Infatti nel momento in cui Veltroni propone al Cavaliere di presentarsi come lui con una sola lista, questi non è più il "cancro della democrazia" ma un perno virtuoso del sistema. E se, come pare, Berlusconi rimette insieme i cocci della Casa e anche Casini rientra nella sua stanza, come ha fatto capire, cosa fa il segretario del Pd?

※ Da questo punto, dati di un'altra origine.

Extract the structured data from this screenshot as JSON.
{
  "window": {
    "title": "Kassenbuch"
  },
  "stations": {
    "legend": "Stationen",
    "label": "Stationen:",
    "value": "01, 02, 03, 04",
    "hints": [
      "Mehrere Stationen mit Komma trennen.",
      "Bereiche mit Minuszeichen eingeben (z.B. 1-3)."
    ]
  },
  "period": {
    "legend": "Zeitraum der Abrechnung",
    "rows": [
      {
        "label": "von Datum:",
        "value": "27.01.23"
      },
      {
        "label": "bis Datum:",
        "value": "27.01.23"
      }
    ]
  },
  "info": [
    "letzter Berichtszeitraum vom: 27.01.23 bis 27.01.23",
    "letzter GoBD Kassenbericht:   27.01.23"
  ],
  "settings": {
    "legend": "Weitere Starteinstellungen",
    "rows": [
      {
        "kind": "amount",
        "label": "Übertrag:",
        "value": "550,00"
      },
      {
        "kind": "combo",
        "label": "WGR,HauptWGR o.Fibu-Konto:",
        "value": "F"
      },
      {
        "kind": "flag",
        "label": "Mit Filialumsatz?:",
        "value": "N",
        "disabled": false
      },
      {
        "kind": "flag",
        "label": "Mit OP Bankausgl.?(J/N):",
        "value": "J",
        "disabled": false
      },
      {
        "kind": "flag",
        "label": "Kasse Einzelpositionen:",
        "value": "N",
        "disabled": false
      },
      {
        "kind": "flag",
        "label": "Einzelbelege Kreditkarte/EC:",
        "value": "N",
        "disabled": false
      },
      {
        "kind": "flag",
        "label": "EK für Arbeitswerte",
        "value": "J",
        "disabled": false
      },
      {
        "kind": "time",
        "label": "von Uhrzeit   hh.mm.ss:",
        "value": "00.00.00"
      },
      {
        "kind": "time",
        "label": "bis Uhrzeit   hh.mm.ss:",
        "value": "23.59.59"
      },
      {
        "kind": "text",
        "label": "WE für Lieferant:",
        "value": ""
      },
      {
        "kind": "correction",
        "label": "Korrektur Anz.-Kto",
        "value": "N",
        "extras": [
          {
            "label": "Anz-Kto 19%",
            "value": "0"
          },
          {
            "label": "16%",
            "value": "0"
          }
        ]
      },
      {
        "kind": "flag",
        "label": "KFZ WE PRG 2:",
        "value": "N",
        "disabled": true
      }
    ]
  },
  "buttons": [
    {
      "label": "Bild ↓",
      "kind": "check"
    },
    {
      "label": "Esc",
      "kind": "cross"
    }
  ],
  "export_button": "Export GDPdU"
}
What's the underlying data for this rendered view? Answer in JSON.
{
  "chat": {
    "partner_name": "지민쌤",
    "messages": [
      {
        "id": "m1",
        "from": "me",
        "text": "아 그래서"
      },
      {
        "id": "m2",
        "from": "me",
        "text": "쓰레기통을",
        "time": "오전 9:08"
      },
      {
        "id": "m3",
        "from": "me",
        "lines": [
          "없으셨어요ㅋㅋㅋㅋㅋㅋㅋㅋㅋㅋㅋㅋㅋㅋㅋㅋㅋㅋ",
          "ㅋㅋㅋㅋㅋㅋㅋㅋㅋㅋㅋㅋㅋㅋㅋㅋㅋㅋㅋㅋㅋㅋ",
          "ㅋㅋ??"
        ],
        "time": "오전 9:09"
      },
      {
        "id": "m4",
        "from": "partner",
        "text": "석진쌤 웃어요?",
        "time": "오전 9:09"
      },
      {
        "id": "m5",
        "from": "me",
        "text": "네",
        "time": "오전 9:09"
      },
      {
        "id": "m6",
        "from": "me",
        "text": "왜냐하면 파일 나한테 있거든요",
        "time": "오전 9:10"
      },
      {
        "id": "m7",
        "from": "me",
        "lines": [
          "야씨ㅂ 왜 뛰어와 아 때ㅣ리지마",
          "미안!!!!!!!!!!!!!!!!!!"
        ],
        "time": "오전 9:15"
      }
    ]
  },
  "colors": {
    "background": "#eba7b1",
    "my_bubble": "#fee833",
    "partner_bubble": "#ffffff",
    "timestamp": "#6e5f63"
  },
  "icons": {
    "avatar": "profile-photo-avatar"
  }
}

Francamente ho l’impressione che con questa iniziativa - che ha pure una sua forza perché raccoglie il disgusto della gente per il frazionamento politico e i partiti personali - Veltroni tende ad evitare uno scontro politico sulle scelte da fare, sulle riforme sociali, sulla laicità, sulle istituzioni e sulla forma del suo partito. Il Pd, ha detto Chiamparino, è solo un contenitore, e Gianni Cuperlo ha scritto che è una «confederazione di personalità». Veramente si pensa che l’identità di questo partito possa emergere da una sfida elettorale in cui a prevalere sarebbe solo un appello alla semplificazione del sistema politico chiedendo un "premio" alto a un vincitore? Si ignora che l’esito di questa competizione a due sarebbe segnato da un’ingovernabilità dovuta all’opposizione sociale e politica della maggioranza reale del paese.